Websites are supposed to inform users when they collect information. These privacy policies should answer consumer questions about how and for what purpose they collect user information, and with whom the information will be shared. Every major website should have a privacy policy that can be easily found there.

But some question the accessibility of these policies. “It’s easily accessible if accessing means being able to get to the page, but it’s not easily accessible if access is supposed to also include the ability to quickly digest the text and make sense of it,” said Sadeh. The problem is that many privacy policies are not only extremely lengthy — averaging five to seven pages in length — but also very complex and difficult for a layperson to understand. In fact, a 2008 study conducted by Cranor and McDonald estimated it would take 200 to 300 hours for a person to read privacy policies for every website they visited in a year.

Another study conducted at Carnegie Mellon tested people’s comprehension of privacy policies. After reading a range of policies, individuals were asked very simple comprehension questions, such as if the website collects email addresses or shares information to third parties. Although these questions are supposed to be answered clearly in privacy policies, 50 percent of the people who read them could not answer these questions correctly.

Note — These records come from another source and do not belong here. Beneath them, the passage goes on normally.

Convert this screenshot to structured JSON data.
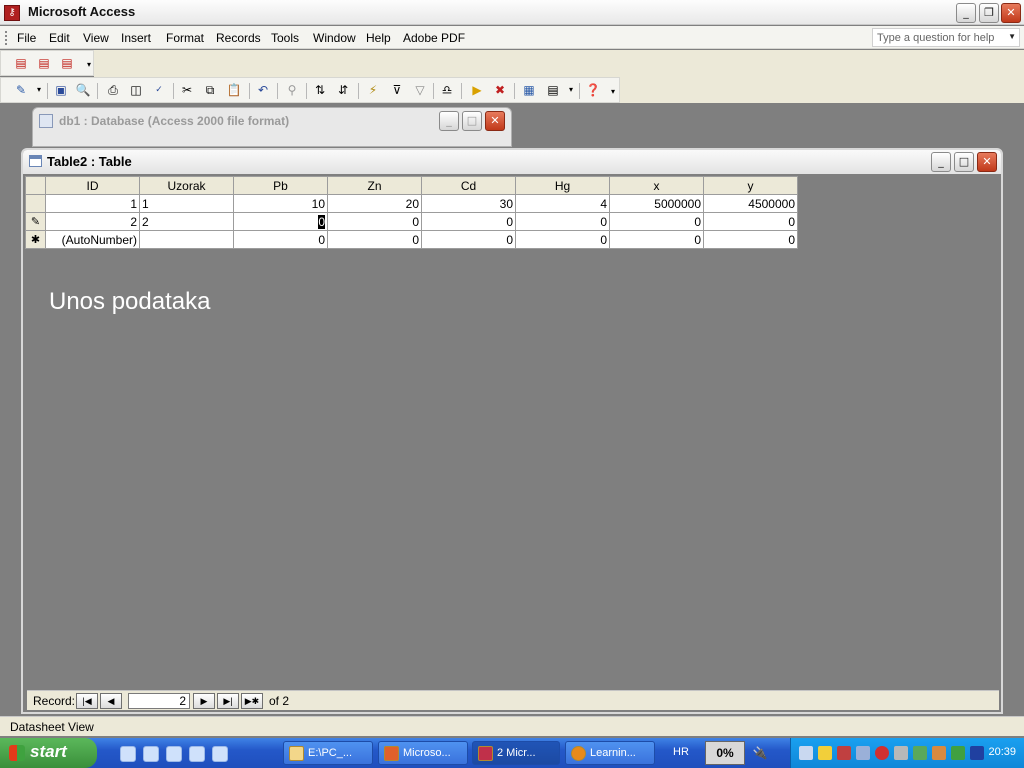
{
  "app": {
    "title": "Microsoft Access",
    "icon": "access-key-icon"
  },
  "menu": {
    "items": [
      "File",
      "Edit",
      "View",
      "Insert",
      "Format",
      "Records",
      "Tools",
      "Window",
      "Help",
      "Adobe PDF"
    ],
    "help_placeholder": "Type a question for help"
  },
  "toolbar": {
    "pdf_buttons": [
      "pdf-convert-icon",
      "pdf-email-icon",
      "pdf-review-icon"
    ],
    "buttons": [
      "design-view-icon",
      "save-icon",
      "file-search-icon",
      "print-icon",
      "print-preview-icon",
      "spelling-icon",
      "cut-icon",
      "copy-icon",
      "paste-icon",
      "undo-icon",
      "hyperlink-icon",
      "sort-ascending-icon",
      "sort-descending-icon",
      "filter-by-selection-icon",
      "filter-by-form-icon",
      "apply-filter-icon",
      "find-icon",
      "new-record-icon",
      "delete-record-icon",
      "database-window-icon",
      "new-object-icon",
      "help-icon"
    ]
  },
  "db_window": {
    "title": "db1 : Database (Access 2000 file format)"
  },
  "table_window": {
    "title": "Table2 : Table",
    "columns": [
      "ID",
      "Uzorak",
      "Pb",
      "Zn",
      "Cd",
      "Hg",
      "x",
      "y"
    ],
    "rows": [
      {
        "selector": "",
        "cells": [
          "1",
          "1",
          "10",
          "20",
          "30",
          "4",
          "5000000",
          "4500000"
        ]
      },
      {
        "selector": "✎",
        "cells": [
          "2",
          "2",
          "0",
          "0",
          "0",
          "0",
          "0",
          "0"
        ]
      },
      {
        "selector": "✱",
        "cells": [
          "(AutoNumber)",
          "",
          "0",
          "0",
          "0",
          "0",
          "0",
          "0"
        ]
      }
    ],
    "overlay_text": "Unos podataka"
  },
  "navigation": {
    "label": "Record:",
    "current": "2",
    "of_label": "of",
    "total": "2"
  },
  "status": {
    "text": "Datasheet View"
  },
  "taskbar": {
    "start": "start",
    "tasks": [
      "E:\\PC_...",
      "Microso...",
      "2 Micr...",
      "Learnin..."
    ],
    "language": "HR",
    "progress": "0%",
    "clock": "20:39"
  }
}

In the past, some people have tried to force standardized formats, such as presenting policies in the form of multiple choice questions or yes/no answers that could easy convey to their users what type of information the website collects. Another attempt was to encourage websites to write privacy policies in machine-readable language. However, these endeavors have been met with a lot of pushback from the companies who write these policies.

The Usable Privacy Policy Project team has been studying new methods of making privacy policies more transparent for consumers. One such method involves the modeling of people’s privacy preferences. “We’ve shown through research over the past few years that even though people care about privacy, they don’t actually care about everything these privacy policies talk about. They only care about a relatively small number of factors,” Sadeh said. So it turns out that there are just a few things in these policies that need to be highlighted in order to convey the information consumers care about most.

Another direction that this group is taking is combining machine learning with crowdsourcing. The machine-learning aspect involves using computer programs that can detect patterns of text within privacy policies in order to extract information from them. Along with the contributions from crowdworkers, machine learning can ensure that privacy policies will be understood on a large scale. This information can then be presented to consumers in the form of user interfaces or browser add-ons that can rate the safety of websites with color codes or letter grades — almost like a nutrition label.

Privacy engineering is becoming an increasingly important field, particularly because people who write privacy policy tend to be lawyers, while people who build the products tend to be software engineers. Carnegie Mellon is launching a new master’s degree program in privacy engineering.

“The long-term hope is that when information becomes more easy to digest, companies will realize they have to be more aware of their privacy policies,” Sadeh said. The researchers hope that, at some point, companies will even start competing with each other and using safer privacy policies to set them apart from other companies, ultimately improving privacy on the web.